2) En su artículo, “Nombrando el
huracán” (Diario de Cuba, 12 de marzo
de 2012), sobre Waldo Frank, Rojas escribe: “Por ejemplo, la visión de la
cultura popular cubana del escritor newyorkino era muy parecida que (sic) la
que se pondría en evidencia en el mismo año de 1961 con la censura del film PM
de Sabá Cabrera Infante y Orlando Jiménez Leal y el cierre de Lunes de
Revolución. / En un paseo por la playa con Nicolás Guillén, "el más
grande de los poetas afrocubanos, quien ha puesto en los feroces moldes
rítmicos de sus antepasados una apasionada substancia viviente
contemporánea", Frank observa una conga que asocia con la decadencia y la
frustración. Lo mismo dice de la cantante La Lupe, a quien llama "Lupe la
Loca", quien canta en un "club nocturno de La Habana y se arroja en
orgasmo de movimientos" y "habla a una Cuba decadente cuyos sentidos
explosivos expresan frustración". En mi libro Palabras de trasfondo, glosé ese pasaje de Waldo Frank, justamente
en la parte dedicada a la censura de P.M. (p.76-77) Dice Rojas en La vanguardia peregrina: “Como Casal,
Sarduy era capaz de ver caer nieve en La Habana […]”(p.61). En Palabras del trasfondo, escribí: “La
nieve cayendo en La Habana, al final de De
donde son los cantantes, ¿no venía, de alguna manera, a cumplir aquel sueño
decadentista que hizo a Casal llamar Nieve
a uno de sus libros?” (p.143) Ahora bien, no estoy diciendo ni sugiriendo que
Rojas me haya copiado; esas asociaciones se le pueden haber ocurrido a él por
su propia cuenta, pues no tienen mucho de original.
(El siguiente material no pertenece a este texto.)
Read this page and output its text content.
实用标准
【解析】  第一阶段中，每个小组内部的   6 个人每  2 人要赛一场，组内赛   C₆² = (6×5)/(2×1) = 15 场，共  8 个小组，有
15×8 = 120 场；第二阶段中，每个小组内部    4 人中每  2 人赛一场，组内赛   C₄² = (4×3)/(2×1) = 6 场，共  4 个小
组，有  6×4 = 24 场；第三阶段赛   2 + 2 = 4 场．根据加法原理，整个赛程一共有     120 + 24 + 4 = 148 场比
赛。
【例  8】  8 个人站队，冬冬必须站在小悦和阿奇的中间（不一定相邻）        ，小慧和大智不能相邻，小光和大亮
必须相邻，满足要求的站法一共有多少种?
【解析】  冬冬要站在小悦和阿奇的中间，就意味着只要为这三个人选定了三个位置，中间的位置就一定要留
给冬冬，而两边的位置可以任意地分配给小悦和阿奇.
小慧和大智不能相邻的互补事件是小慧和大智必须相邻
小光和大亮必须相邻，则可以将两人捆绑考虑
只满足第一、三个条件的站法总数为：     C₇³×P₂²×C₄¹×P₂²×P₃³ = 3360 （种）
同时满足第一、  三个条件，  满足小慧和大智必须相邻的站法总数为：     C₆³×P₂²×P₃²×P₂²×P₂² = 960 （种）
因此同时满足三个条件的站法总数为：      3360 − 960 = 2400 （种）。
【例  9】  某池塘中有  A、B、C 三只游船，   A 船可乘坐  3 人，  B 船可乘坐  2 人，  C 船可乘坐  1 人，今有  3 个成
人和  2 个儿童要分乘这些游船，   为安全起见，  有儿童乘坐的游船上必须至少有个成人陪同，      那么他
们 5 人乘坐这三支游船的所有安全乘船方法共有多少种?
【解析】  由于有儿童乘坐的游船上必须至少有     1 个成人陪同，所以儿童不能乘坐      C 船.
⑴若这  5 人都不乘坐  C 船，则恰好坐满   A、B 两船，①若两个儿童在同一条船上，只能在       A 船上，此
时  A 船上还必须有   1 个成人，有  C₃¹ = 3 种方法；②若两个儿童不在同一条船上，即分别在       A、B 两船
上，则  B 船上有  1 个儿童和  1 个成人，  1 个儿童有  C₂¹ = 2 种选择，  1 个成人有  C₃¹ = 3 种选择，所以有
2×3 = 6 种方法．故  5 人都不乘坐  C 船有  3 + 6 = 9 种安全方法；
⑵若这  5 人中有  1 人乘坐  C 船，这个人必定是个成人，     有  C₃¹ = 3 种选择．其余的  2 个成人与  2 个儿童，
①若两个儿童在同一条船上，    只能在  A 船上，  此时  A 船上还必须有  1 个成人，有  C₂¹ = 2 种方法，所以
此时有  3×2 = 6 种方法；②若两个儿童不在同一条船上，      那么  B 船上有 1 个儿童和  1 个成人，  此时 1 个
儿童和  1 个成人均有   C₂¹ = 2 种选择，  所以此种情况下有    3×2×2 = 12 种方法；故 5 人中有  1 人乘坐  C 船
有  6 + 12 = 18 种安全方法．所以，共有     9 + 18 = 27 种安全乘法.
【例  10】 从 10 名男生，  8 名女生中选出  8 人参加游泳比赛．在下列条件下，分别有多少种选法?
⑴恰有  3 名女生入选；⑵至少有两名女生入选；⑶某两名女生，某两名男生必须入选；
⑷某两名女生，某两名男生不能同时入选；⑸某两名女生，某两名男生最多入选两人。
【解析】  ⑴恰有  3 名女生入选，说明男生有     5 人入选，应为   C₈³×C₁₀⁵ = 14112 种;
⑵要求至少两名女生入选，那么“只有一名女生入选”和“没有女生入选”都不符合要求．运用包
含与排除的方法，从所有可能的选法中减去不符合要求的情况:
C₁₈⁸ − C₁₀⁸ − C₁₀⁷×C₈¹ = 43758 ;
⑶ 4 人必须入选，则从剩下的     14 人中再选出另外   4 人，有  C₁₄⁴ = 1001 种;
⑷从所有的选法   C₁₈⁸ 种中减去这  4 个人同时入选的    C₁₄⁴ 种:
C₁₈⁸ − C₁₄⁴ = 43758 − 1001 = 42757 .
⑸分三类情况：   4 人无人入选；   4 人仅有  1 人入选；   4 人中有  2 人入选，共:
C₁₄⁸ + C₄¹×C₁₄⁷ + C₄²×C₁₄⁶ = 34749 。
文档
De hecho, la similitud la
nieve de Casal y la de Sarduy seguramente ha sido señalada por algún crítico
mucho antes que yo; y quizás también la relación entre la escena de Waldo Frank
y la censura de P.M., aunque ese
libro de Waldo Frank es menos conocido que Casal y son menos los que han
escrito sobre P.M. que los que han escrito sobre Sarduy.